I am going to have to disagree with this statement. I think it would be more accurate to say that Hamlet knew what his father's GHOST told hiim was his duty -- to get revenge for his father's murder by Claudius. Hamlet did fail to accomplish this, although he made many attempts. His failure did cause him the most intense remorse, but that remorse was understandable. Why? Because the ghost wanted Hamlet to kill a king. Killing was bad enough, but killing a king was considered a particularly odious deed in Elizabethan times (note this theme in Macbeth). In fact, Hamlet believes at times in the play that it would be easier to kill himself than Claudius.
Hamlet has several chances to kill Claudius, but he hesitates. One time it is because Claudius is praying and Hamlet concludes that if he killed Claudius then, he would no doubt send him straight to heaven, since he is praying. Even at the end when Claudius dies, it is as a result of his own doing, not Hamlet's.
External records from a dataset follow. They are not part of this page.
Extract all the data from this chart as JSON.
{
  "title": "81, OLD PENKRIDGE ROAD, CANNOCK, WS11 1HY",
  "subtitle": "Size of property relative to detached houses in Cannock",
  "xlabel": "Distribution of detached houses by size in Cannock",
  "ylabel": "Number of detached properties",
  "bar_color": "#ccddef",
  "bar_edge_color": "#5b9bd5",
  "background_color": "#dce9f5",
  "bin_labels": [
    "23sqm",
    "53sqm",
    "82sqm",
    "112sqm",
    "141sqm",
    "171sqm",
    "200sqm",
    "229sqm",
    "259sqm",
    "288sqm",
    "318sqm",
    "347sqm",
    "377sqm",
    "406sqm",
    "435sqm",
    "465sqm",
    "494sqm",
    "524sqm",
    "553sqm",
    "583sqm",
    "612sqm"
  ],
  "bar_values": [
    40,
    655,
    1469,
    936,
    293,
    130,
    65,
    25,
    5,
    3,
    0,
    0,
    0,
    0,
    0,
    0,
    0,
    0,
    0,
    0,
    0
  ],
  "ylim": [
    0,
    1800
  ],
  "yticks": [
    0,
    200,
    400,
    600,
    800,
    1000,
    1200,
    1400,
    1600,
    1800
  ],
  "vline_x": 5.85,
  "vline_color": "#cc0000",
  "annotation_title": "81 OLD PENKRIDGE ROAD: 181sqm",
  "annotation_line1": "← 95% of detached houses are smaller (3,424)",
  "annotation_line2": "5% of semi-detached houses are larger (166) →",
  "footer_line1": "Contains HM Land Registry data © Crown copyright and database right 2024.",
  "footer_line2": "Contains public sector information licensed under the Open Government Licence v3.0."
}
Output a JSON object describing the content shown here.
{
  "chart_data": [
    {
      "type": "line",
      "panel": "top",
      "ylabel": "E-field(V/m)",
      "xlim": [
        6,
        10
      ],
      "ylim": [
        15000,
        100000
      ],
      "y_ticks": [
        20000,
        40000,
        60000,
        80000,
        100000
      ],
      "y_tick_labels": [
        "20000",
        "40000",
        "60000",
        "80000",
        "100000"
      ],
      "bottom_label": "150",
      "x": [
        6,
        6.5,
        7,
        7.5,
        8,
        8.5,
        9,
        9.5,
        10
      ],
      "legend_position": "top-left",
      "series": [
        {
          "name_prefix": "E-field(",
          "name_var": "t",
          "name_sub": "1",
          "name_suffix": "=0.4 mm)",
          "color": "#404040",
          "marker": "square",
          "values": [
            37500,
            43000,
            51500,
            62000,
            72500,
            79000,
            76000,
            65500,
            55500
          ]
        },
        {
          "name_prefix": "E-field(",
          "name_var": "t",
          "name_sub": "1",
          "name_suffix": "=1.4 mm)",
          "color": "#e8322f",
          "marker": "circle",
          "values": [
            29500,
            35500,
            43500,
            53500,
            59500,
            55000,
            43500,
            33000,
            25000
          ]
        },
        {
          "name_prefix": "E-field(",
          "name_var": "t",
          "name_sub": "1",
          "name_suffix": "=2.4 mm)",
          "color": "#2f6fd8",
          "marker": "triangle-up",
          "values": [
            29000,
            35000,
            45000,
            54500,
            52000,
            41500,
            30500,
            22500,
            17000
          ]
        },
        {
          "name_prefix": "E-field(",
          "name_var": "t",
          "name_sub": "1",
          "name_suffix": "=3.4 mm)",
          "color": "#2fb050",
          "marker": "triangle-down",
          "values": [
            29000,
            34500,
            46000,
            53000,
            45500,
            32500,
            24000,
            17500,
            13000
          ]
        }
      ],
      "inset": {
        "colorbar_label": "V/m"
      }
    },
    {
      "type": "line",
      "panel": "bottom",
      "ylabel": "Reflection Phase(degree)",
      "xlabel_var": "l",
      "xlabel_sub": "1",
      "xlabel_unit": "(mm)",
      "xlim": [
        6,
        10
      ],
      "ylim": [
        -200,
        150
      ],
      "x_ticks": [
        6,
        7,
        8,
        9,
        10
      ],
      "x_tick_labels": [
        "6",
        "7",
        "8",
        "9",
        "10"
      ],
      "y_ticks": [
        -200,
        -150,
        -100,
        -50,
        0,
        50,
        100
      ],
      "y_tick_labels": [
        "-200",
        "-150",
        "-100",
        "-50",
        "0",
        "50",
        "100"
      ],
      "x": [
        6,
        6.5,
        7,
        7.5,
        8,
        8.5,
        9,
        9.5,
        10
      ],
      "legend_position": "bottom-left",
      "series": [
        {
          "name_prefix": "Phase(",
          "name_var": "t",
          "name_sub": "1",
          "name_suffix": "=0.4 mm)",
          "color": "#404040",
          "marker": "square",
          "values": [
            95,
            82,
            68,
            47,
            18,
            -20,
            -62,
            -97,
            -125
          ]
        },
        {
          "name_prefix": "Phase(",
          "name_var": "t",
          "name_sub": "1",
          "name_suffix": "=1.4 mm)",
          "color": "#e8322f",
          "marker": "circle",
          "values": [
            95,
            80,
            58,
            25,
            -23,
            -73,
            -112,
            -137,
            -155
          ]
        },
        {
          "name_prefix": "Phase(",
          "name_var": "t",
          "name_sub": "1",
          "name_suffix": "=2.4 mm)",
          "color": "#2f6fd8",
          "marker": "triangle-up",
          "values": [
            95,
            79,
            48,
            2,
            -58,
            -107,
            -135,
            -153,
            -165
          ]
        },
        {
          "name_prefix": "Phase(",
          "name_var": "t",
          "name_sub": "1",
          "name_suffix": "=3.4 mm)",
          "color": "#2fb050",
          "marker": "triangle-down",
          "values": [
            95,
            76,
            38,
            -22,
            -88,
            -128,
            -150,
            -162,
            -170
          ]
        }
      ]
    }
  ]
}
And Hamlet dies himself.
So, while Hamlet knew what his father's ghost wanted him to do, he had a conscience and he was conflicted over what really was the right thing to do. Should he do what his father told him to do and what he wanted to do, or should he do what God would have wanted him to do, leave vengeance to God.
I think others will disagree, but this is my view. It is no easy thing to be given instructions to kill someone, even if the person deserves it. And if one believes in the Divine, as Hamlet indicates that he does, this is a very serious sin, even when the person is as evil as Claudius. "An eye for an eye, a tooth for a tooth," is not so easy to carry out.